Chairman of the board of public broadcaster ERR, Erik Roose, sums up his vision for the public law media funding model as follows: “More sensible, longer-lived, clearer.” He is not satisfied with the current model and believes that ways of securing additional funding need to be considered. One option would be to bring advertising back to ETV.
CEO of Eesti Meedia Sven Nuutmann wrote in an opinion piece yesterday that commercialization of ETV’s program and increased ratings-centeredness points to the public broadcaster’s desire to bring back commercials. Nuutmann also wrote that Roose has lobbied for the plan among state representatives, as well as that it has been given the green light by the finance ministry.
“I’m not lobbying for anything. I’m working, and lobbying is not among by primary duties,” Roose, who took over as head of ERR last summer, told Postimees yesterday. Asked whether someone is doing the lobbying for him, Roose did not have an answer. He said that the subject matter has been raised during development plan meetings.
“The basis of public broadcasting funding, volumes, what the taxpayer gets for their money – those questions are theoretically always in the air, especially when putting together next year’s budget,” the head of ERR said.
Commenting on the alleged green light from the finance ministry, Roose said he can only share what has trickled down the grapevine. “I have gotten the impression that a part of finance ministry officials would be okay with it,” Roose explained. “Then again, I understand them fully as it is a simple matter for them: they would like it if the public broadcaster had revenue from outside the state budget. They’ve got applicants lining up from here to Pechory.”
Legislation in need of updating
Roose said that having commercials on ERR would hardly be unheard-of. According to the chairman, approximately half of the 43 members of the European Broadcasting Union sell advertising. “Therefore, it would not be a unique exception for ERR. It is a theoretical avenue for funding; however, I believe it would be simpler not to do it (sell advertising – ed.),” Roose said.
He admits that funding ERR receives from the state budget is insufficient. “The short answer to the question of whether we need more money is yes.
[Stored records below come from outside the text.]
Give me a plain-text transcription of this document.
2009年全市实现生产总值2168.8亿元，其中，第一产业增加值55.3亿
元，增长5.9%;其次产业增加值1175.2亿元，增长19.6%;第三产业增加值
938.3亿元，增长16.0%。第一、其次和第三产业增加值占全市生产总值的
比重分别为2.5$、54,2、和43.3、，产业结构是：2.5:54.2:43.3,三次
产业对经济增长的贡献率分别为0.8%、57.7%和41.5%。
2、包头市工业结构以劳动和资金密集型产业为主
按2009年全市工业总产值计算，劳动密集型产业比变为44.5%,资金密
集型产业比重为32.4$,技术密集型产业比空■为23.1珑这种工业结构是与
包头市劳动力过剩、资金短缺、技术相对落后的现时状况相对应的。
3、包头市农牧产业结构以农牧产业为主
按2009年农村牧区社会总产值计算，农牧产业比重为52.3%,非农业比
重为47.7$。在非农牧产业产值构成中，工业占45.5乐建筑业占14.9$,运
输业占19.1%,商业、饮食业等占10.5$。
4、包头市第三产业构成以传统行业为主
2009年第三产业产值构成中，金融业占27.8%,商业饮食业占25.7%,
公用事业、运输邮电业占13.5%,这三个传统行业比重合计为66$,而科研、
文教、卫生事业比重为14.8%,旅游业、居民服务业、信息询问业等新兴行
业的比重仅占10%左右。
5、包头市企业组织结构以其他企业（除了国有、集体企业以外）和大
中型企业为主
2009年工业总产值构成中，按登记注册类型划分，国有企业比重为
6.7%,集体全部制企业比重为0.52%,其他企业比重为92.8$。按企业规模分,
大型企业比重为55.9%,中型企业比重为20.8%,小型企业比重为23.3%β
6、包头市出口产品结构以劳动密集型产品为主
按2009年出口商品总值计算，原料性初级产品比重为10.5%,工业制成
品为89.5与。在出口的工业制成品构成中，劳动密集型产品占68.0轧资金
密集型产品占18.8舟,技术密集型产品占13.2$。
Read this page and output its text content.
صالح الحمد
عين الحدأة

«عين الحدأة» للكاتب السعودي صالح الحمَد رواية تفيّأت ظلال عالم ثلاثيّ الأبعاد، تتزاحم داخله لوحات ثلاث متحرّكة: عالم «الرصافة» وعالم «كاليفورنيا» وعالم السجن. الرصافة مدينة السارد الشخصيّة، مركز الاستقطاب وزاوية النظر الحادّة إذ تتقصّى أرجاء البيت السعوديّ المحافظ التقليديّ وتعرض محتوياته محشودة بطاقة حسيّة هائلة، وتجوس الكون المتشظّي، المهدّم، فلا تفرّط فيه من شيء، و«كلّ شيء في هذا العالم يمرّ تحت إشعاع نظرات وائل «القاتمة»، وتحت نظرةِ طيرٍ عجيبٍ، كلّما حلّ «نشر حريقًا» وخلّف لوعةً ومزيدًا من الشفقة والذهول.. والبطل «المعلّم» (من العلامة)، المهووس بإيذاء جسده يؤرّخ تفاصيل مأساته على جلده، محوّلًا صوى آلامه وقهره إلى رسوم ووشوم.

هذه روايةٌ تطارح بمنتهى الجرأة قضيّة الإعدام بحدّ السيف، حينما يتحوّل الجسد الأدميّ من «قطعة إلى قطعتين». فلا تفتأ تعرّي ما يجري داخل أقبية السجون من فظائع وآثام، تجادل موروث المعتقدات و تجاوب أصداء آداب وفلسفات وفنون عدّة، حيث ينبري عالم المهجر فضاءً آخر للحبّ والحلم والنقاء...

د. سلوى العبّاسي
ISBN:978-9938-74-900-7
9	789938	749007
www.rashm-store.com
The real question is what we need the money for,” Roose explained.
ERR desperately needs money to modernize its television complex. “The state of our two TV buildings that stand opposite to each other on Faehlmanni and Gonsiori streets is such that soon we could simply close the doors. Renovating them would cost many times as much as constructing a new modern building,” Roose admitted.
Funding for public broadcasting is prescribed by law. This means the ball is largely in the parliament’s court.
“I personally believe the 11-year-old law should be amended,” Roose said. He added that the need to do so is becoming more urgent with each passing year. Roose also said that funding is one component among many, and changes can only be made in the form of an amendment.
“Nothing can happen tomorrow or the day after that. So private media can keep calm this year and the next. Nothing will happen so quickly, even if someone wanted it to,” he said.
Roose said that at the same time, looking at the difficult situation of our advertising market and how major US social networks are taking our advertising money, it is understandable why private media networks do not want to see another competitor. He said that politicians in Estonia and elsewhere in Europe should think about what to do to stop this virtual embezzlement.
“It is something that needs to be addressed. Pulling the blanket off each other will not help. I’m also looking toward politicians with urgent expectation in this matter.”
ERR supervisory board members, MPs Marika Tuus-Laul (Center) and Heidy Purga (Reform) said that while Roose has presented several ideas for changing ERR funding, they have yet to hear a proposal that can be taken seriously.
“Naturally we will not be showing commercials, but the construction of the new building needs to be financed,” Tuus-Laul said. She went on to say that the current TV building’s equipment is outdated and salaries below the Estonian average. “It is impossible to work there like this,” the politician said.
Talking of ways to fund ERR, Roose gave the example of Lithuania where funding is tied to a percentage of excise duty and income tax revenue. He said that this leaves less room for haggling. “I believe it is not sensible to maintain this constant uncertainty of how much money we’ll get, and whether we can continue producing the “Foorum” talk show or not,” Roose found.
Tuus-Laul does not believe such a model to be sensible. “The board wants a fixed percentage. The system they have in Lithuania and Finland is not an option for us. We discussed it in the supervisory board, but no one except Roose approved of it,” she said. The MP added that the idea was also not supported by the Riigikogu Cultural Affairs Committee.
Heidy Purga also said that tying the budget to a fixed percentage is unthinkable. “ERR is not the only organization to want that. Why should an exception be made for them?” Purga admitted that the new chairman has a difficult task ahead of him. “He must make do with the budget he has while covering EV100 events in his first year,” she said.
Purga agrees with Roose in that the problem lies in lack of certainty in terms of the final budget. “That is where all these different versions are from,” she said.
Tuus-Laul found that it is unnecessary to amend the public broadcasting act for the sake of funding. She believes that revision should concern sections on “new media”.
Purga sees a VAT exception as the most realistic solution. “There are other agencies that have VAT exceptions. I believe it is most expedient to look there first.”